Many expected Boston to make a full recovery upon Allen's departure. After all, the Celtics had their most active offseason in recent memory.
Unfortunately, their acquisitions have not been able to match Allen's quality of play.
Thus far in 2012-13, the Celtics place 27th in three-point field-goal percentage. In 2011-12, Allen led Boston to a rank of seventh in three-point field-goal percentage.
As for Allen's Heat, he is leading Miami to 38.6 percent shooting from three-point range, third-best in the NBA.
With that being said, the Celtics' three-point shooting woes only scratch the surface of what's wrong with the Beantown Ballers. Either way, Boston's problems can be correlated with Allen's departure.
Allen was a veteran presence in the locker room who preached balance and player equality. No egos were too much to handle with Allen around, which is a major reason the Celtics played in such a balanced manner.
Unfortunately, with the loss of Allen, the balance no longer exists.
Signing Many for One Man's Job
You knew it was going to be hectic when the Boston Celtics virtually acquired three men to fill Ray Allen's shoes.
Boston's free-agency acquisitions included the likes of Jason Terry, Courtney Lee and Leandro Barbosa.

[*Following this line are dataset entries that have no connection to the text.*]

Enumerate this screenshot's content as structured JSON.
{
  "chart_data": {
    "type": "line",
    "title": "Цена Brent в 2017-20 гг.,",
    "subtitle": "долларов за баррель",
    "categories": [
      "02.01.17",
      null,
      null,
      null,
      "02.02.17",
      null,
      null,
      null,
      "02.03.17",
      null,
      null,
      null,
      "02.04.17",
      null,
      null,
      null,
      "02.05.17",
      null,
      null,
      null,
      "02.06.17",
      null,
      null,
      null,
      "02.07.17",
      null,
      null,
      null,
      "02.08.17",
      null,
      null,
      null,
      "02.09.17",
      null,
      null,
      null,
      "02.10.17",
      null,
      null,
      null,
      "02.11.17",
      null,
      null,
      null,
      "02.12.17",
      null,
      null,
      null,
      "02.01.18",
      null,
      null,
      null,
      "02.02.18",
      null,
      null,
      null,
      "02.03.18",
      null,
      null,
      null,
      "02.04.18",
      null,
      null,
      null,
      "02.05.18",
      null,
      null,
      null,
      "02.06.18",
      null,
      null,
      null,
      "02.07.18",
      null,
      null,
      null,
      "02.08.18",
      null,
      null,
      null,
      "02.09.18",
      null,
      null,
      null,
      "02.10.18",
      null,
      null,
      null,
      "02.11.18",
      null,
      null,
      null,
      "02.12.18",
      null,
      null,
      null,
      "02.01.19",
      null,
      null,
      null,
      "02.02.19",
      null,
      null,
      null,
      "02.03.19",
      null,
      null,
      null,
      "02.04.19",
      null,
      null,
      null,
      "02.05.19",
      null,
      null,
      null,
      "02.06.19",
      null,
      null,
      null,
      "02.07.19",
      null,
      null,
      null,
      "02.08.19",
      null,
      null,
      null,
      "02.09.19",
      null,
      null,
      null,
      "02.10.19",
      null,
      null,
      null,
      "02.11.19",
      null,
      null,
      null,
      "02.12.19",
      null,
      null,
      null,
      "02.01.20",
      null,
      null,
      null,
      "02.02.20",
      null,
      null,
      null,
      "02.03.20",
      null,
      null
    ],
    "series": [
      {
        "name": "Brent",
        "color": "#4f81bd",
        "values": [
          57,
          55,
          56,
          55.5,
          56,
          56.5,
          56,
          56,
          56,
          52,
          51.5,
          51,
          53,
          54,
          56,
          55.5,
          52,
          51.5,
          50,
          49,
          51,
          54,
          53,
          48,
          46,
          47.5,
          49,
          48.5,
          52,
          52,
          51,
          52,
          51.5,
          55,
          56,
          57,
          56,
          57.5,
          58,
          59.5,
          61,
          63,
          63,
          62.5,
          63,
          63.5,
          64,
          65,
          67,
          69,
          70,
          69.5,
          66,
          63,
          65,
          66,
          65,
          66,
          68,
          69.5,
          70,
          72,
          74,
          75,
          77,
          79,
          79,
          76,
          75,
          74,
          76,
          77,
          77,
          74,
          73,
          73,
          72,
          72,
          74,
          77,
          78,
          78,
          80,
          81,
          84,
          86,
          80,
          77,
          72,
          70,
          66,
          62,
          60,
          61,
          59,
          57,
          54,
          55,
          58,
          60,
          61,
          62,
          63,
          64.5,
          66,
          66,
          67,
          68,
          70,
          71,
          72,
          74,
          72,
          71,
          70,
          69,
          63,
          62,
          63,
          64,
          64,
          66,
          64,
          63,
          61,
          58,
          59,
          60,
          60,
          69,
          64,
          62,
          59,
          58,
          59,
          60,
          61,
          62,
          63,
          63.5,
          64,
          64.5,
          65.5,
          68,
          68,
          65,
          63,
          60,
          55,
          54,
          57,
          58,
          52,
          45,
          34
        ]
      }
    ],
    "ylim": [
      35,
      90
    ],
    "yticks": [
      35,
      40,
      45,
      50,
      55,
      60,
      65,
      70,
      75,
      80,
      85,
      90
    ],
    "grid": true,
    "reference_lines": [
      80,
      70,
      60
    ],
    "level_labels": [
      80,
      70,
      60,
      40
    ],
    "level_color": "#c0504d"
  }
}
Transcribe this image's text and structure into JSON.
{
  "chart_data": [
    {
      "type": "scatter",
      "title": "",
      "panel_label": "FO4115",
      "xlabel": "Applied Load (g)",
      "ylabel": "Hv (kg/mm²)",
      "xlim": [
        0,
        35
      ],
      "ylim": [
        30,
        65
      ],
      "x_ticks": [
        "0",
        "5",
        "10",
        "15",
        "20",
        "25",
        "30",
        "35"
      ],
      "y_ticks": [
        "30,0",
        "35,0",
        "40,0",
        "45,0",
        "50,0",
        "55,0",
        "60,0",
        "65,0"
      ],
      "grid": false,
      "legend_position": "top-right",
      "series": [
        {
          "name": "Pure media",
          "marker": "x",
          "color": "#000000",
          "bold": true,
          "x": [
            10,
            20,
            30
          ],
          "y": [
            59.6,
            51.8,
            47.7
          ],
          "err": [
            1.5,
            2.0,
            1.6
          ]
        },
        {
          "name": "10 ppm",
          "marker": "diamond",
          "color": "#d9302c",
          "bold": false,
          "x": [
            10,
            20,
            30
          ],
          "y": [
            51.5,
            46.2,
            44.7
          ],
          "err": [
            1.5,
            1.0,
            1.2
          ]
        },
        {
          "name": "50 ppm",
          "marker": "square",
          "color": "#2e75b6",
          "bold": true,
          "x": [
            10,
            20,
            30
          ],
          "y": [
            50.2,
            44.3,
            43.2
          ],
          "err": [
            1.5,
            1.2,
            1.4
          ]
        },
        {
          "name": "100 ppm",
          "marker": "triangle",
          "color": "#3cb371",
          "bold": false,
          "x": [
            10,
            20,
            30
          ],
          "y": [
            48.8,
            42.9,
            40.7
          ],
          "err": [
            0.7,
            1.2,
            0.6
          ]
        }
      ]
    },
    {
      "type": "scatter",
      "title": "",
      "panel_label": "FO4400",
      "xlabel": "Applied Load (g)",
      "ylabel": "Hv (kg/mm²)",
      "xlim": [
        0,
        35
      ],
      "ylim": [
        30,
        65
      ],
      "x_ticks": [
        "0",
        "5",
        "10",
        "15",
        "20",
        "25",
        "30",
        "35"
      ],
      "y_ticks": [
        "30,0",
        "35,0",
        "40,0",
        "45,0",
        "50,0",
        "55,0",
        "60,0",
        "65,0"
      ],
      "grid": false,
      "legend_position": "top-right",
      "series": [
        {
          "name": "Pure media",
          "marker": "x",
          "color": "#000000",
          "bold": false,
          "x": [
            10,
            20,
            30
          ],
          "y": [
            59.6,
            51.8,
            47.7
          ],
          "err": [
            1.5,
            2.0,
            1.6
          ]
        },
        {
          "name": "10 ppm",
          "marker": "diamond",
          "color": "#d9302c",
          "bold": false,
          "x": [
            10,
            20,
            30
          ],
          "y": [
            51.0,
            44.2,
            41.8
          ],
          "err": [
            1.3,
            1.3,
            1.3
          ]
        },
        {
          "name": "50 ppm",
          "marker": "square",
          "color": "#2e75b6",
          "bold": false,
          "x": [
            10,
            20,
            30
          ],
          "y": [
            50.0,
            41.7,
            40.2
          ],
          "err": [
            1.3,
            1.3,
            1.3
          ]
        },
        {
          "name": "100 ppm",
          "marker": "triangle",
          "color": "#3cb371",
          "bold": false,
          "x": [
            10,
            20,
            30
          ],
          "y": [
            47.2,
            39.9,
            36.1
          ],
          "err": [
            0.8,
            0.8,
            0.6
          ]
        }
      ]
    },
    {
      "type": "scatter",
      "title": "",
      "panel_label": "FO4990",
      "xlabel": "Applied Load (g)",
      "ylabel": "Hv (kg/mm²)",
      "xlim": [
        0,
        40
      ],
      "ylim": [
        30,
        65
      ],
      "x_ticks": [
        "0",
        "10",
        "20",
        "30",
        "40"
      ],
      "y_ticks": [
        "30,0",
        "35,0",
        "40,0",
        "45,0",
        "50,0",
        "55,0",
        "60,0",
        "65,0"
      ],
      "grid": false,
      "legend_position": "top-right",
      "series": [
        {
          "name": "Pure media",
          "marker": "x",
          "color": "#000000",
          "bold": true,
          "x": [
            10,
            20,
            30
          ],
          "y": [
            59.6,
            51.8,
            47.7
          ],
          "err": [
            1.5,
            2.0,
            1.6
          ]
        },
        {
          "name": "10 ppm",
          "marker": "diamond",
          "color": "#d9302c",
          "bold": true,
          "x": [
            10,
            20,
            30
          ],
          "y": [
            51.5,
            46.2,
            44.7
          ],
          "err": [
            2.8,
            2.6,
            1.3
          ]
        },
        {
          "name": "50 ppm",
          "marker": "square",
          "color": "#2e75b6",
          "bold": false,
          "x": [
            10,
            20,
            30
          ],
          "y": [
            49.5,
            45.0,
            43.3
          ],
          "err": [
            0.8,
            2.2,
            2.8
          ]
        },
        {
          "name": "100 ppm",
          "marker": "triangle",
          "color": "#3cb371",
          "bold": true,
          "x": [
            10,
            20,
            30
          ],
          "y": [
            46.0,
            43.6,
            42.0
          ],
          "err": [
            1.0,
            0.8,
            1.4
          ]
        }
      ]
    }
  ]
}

Each player is considered a reliable threat from beyond the arc. All three have a career three-point field-goal percentage of .379 or better.
Even if the Celtics claim they expected Allen to re-sign, their offseason moves virtually sealed their fate.
Allen may be aging, but he remains one of the game's elite three-point shooters. This would enable the Celtics to spread the floor with a consistent form of jump shooting.
Thus far in 2012-13, they're relying heavily upon the three-ball but failing to convert. Allen would have cured said woes.
Jared Wickerham/Getty Images
Offsetting the Balance
During the 2011-12 NBA regular season and postseason, the Boston Celtics had an elite balance at the shooting guard position. Between three-point marksman Ray Allen and defensive standout Avery Bradley, the offensive and defensive divide was even.
Unfortunately, that has been lost in 2012-13.
The Celtics have lost balance and created unmanageable depth. Although the talent is in place, the Celtics have four shooting guards who deserve significant playing time.
The Celtics have yet to discover the proper distribution of minutes.
With Allen and Bradley, the Celtics had a split of offensive firepower and defensive prowess. As it presently stands, they have quality players who don't have an idea as to how to play together.
Until the C's create a balance with Bradley, their woes will continue.